RAISR: Is Google’s AI-driven image resizing algorithm ‘dishonest’?
Tue 15 Nov 2016
Google has released the fruits of new research into upscaling low-resolution images using machine learning to ‘fill in’ the missing details. Compared to the hoary standards Photoshop users have been used to for over twenty years, the results are quite impressive. But in a climate where the camera lies a lot more than it used to, how ‘real’ is the result?
Opinion It would be nice for us fans of Charles Dickens if some scientist could put The Mystery Of Edwin Drood into a novel chemical solution and ‘grow’ the missing second half of the book. However, we have to resign ourselves to the fact that the great man died during the writing of it, and that his substantial plans for its conclusion died with him. The data is irretrievable, and if we want to amuse ourselves with guessing, that’s fun; but it isn’t Dickens.
For some reason, however, there’s a general public consciousness that deep within the resolution of a photo is some greater resolution that we haven’t been smart enough to find yet. It’s a misconception that has been promulgated by Hollywood for at least fifty years – including the 240p CCTV footage that CSI operatives can magically enhance to DNA level. At least in Blade Runner, such granular zooming is presented in a science-fiction context.
Those of us who have been using Photoshop for decades and have had to resize images upwards have ended up Googling the five options the program presents us with during a resize; namely Nearest Neighbor, Bilinear, Bicubic, Bicubic Smoother, and Bicubic Sharper (the latter two being more recent innovations of the CS suite). Intuition tells us that if any of them were really any good, there wouldn’t even be five options – the program would just default to the one that actually works. But none of them really do, because you can’t get a quart out of a pint pot.
Google believes otherwise – although it’s not easy to see how the new algorithm from Google Research could easily be integrated as a sixth option in Photoshop. RAISR (Rapid and Accurate Image Super Resolution) uses machine learning to develop ‘routes’ from low to higher resolution versions of an originally small image, based on sampling the differences between smaller and (genuinely) higher-resolution versions of data training images in a set.
‘The suggested algorithm requires a relatively small set of training images to produce a low-complexity mechanism for increasing the resolution of any arbitrary image not seen before. The core idea behind RAISR is to learn a mapping from LR images to their HR versions. The mapping is done by filtering a ”cheap” upscaled version of the LR image with a set of filters, which are designed to minimize the Euclidean distance between the input and ground-truth images.’

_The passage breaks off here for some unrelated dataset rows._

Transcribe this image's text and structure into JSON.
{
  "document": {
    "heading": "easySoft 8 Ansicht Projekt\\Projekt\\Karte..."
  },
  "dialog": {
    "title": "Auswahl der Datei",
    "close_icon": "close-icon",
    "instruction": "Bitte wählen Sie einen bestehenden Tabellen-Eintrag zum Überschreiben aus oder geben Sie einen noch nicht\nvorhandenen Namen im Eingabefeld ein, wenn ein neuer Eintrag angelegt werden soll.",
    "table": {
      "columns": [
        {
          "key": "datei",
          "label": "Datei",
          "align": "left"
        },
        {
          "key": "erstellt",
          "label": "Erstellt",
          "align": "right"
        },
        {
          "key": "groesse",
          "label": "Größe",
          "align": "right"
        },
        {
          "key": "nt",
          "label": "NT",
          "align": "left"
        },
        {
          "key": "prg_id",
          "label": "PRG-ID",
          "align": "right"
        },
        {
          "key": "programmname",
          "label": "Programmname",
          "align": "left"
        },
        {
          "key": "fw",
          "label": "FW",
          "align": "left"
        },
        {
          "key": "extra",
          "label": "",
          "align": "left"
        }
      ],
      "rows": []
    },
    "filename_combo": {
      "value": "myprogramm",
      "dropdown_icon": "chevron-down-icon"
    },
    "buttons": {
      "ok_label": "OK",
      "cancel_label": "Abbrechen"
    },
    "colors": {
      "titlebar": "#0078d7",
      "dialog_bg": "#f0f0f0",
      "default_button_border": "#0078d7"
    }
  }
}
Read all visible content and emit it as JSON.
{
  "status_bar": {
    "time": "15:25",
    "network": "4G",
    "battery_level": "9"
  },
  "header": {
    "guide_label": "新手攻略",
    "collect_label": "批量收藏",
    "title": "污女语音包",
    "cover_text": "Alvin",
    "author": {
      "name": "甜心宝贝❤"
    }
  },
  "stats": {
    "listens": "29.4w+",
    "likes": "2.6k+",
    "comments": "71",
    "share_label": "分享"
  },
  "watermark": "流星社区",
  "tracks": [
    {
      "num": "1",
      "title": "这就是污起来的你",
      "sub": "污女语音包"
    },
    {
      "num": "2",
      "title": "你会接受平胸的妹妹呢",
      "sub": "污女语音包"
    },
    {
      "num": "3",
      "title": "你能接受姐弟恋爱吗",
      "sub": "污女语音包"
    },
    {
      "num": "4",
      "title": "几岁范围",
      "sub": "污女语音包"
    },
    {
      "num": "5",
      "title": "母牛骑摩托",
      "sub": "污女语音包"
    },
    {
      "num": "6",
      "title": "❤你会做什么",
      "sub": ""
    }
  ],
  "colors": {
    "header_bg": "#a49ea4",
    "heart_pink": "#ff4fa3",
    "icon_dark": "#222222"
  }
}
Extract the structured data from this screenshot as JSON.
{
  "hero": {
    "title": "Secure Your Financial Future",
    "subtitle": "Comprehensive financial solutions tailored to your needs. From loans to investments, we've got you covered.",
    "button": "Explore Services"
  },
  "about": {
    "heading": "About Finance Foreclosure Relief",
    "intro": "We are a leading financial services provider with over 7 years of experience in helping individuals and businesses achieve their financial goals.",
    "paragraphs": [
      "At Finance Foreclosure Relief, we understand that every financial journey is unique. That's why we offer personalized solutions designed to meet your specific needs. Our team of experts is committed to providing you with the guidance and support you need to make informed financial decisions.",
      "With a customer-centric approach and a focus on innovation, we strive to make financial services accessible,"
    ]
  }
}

In addition to the RAISR paper, Google has released supplementary examples of the differences between original low-res photos, and upscaling results achieved by conventional algorithms and by RAISR’s machine-informed approach:
Results vary across the kinds and qualities of initial samples but actually seem most impressive in resolving indistinct text, as in the above example. Some of the source images are not discrete photos, but small sections of high-resolution originals, and here the apparent improvement is less marked:
What is notable across all the examples is how none of them feature human faces, surely the prime subject of photography. But this example of the ‘reconstruction’ of a lower-res cat image indicates the level of interference and inference that could make AI-driven photo reconstruction controversial:
It seems here that RAISR has added fur detail – and it invites speculation as to what the algorithm would consider an accurate reconstruction of a person’s skin or other significant details.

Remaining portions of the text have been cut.